37 entries for Br Anatole
BackBr Anatole accepted that absconders were still being hosed down in his time, the late 1960s: If a boy ran away. It hasn’t come up so far in the question. It was one of the routine punishments; if a boy ran away he might be hosed down in the shower room. There was a fire hose rolled up against the wall.
Br Dondre saw it happen once and did not approve of its use: The fire hose, I only ever saw it being used once. There were a couple of boys absconded and they were brought back. That night Br Anatole came to the dormitory and he took the two boys from the dormitory and put them into their bathing togs, they were taken from the dormitory and I went with them. I didn’t know what he was going to do; I didn’t know where he was bringing them. I followed them down to the yard, down the side of the kitchen and he took the fire hose off the wall and he hosed the two boys down with the fire hose.
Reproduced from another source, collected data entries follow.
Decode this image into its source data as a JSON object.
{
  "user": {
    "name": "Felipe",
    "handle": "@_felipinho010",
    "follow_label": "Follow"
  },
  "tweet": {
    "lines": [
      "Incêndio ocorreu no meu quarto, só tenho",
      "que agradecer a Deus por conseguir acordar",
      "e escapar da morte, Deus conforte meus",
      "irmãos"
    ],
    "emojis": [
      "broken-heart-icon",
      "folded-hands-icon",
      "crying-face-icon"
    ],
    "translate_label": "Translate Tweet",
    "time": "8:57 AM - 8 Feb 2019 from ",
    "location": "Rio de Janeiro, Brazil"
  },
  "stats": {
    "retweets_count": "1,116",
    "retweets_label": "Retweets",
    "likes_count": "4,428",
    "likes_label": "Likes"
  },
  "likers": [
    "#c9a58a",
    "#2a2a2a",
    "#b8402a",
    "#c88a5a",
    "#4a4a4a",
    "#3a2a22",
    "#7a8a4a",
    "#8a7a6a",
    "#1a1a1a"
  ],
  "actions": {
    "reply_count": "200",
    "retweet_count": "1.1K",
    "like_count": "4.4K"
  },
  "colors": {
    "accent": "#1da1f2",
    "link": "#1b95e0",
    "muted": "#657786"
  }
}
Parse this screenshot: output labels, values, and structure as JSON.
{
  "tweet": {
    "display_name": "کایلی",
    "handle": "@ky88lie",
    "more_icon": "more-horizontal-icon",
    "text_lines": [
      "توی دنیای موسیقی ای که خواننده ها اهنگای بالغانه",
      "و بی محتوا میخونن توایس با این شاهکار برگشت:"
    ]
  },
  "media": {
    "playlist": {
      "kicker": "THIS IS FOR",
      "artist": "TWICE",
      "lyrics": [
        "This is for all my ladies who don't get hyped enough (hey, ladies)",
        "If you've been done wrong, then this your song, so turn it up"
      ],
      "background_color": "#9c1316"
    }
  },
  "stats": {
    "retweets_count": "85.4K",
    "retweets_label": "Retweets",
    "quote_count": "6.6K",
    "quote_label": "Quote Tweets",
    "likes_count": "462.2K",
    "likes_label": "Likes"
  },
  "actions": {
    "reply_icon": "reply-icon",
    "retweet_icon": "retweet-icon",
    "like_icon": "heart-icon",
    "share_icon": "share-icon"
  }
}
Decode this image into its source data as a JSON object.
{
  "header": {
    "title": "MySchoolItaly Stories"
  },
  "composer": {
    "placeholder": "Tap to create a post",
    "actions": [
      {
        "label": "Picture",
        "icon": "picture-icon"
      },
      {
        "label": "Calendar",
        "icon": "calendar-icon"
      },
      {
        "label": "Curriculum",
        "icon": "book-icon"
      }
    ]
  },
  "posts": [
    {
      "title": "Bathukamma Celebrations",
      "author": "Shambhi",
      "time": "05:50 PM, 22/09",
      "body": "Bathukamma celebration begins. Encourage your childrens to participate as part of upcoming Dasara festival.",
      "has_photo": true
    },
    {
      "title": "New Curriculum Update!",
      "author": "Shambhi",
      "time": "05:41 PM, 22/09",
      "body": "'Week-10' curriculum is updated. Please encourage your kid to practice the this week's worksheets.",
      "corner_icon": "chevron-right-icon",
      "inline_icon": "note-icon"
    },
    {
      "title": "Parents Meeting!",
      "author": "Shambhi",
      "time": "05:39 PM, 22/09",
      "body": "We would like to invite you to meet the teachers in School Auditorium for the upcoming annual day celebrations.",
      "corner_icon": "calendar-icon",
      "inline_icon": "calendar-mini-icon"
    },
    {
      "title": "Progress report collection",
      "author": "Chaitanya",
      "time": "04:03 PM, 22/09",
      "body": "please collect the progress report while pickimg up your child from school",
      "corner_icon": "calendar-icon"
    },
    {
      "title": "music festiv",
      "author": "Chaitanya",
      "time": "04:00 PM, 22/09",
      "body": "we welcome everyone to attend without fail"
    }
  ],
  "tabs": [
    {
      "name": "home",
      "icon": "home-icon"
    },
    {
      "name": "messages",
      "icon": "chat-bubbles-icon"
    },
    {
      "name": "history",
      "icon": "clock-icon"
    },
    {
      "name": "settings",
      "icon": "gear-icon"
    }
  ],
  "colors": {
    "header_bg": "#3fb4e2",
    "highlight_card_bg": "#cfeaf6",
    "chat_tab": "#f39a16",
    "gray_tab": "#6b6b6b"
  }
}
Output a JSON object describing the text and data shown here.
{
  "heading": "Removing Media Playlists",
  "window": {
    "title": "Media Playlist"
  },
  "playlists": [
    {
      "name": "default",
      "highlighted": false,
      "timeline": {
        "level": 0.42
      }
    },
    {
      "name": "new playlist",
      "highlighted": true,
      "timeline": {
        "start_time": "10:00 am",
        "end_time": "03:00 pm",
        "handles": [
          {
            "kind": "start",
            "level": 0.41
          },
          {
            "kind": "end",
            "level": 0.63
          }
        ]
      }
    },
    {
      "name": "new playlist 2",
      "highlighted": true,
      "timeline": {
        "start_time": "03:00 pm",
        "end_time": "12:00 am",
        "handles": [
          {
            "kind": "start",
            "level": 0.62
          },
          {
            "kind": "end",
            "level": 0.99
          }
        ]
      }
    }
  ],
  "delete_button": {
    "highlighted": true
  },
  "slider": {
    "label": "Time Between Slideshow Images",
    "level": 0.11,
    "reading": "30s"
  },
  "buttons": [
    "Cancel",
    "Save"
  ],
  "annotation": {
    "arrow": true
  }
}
Then he gave it to me to continue on and I turned it off.
Br Anatole was a member of the Congregation for over 20 years, until he applied for and was granted a dispensation from his vows in the early 1980s. He pleaded guilty to sample counts of indecent assault in respect of three boys during his period in Letterfrack. He received a suspended sentence.
Br Anatole described Br Dax as a friendly individual who worked very hard and who was good at his job. He also said he saw no evidence of any abuse by Br Dax in Letterfrack.
Br Anatole, a former Christian Brother who worked in Letterfrack during the late 1960s and early 1970s, was convicted of abusing three boys in Letterfrack. None of the victims gave evidence.
The Congregation files show that he was accused of sexual abuse in another school in which he worked after his period in Letterfrack. In 1977 a boy in a Christian Brothers day school alleged that Br Anatole had asked him to rub oil on his back and brought him to a room where he exposed himself and gave the boy 20 pence. The boy told his mother who told a Brother in the School. He promised to look into the matter. Time passed and, when the mother enquired as to the position, she discovered that nothing had been done. She was very angry and called to see the Superior, who interviewed the boy in the presence of his mother and, having elicited the details, he contacted his own authorities immediately.
The allegations were investigated in early September 1977. Br Anatole flatly denied the charge, and even wrote to the parents of the boy setting out details of how it could not have been him. The investigating Brother, however, did not believe him. He stated: ‘To me the evidence seems convincing’.
In August 1977, Br Anatole was transferred to a different secondary school in Dublin where he taught for one academic year. He had previously requested a dispensation in 1977 and was granted exclaustration in May 1978.
After exclaustration, he taught for one academic in a rural secondary school year run by a Congregation of nuns before commencing studies for the priesthood. It should be noted that in 1978 the Provincial of St Mary’s Province told the President of Holy Cross College, Clonliffe, that he could not ‘unreservedly recommend Br Anatole as a suitable candidate for the priesthood’. He was accordingly not accepted as a candidate.
Br Anatole joined the Servite Community in September 1980. He was granted transitus to the Servites of Mary in February 1981 and a dispensation in June 1982, processed by the Servites of Mary. This was done at his request after counselling.
Br Anatole told the Committee how his abusive activities began: I suppose it arose out of need for intimacy, my sexuality was very very juvenile, very immature and I had no experience of women of any kind, no experience of contact with women. Out of my need for intimacy and of sexual experience, it gradually developed ...
He said that the abuse generally took place in his bedroom or the wash hall, as he was careful to avoid detection and generally abused children when the other Brothers were away or unlikely to discover him in the act. He regularly used the guise of wrestling with the boys in order to disguise the actual nature of what he was engaged in. He said that he would often initiate the abuse by asking the boys whether they wanted to wrestle. He said that boys would often come to him and ask to wrestle because they wanted the treats he would give them after he had abused them. During these wrestling matches, both he and the boy would be in swimming togs and he would press up against the boy until he, Br Anatole, ejaculated. He felt that the pretence of a wrestling match ‘was an innocuous way of getting some kind of physical contact with another human being’, which would result in an ejaculation.
The abuse did not always take the form of a surreptitious wrestling bout. He used to take one boy, who was 13 or 14 at the time, to his room at night, ostensibly to teach him to read but really to abuse him. He said that the dormitory Brother always gave permission, a matter that Br Iven denied in his evidence. Br Anatole said that he would push up against the boy from behind until he ejaculated. It would normally take between five and ten minutes and, when he was finished with him, he would send him back alone.
Two colleagues of Br Anatole’s gave evidence.
Br Iven served during the late 1960s and early 1970s. He said that he never thought that there was the remotest possibility of Brothers abusing boys. He denied giving Br Anatole permission to take a boy to his room. However, he did say that, if he had been asked, he would not have suspected an ulterior motive.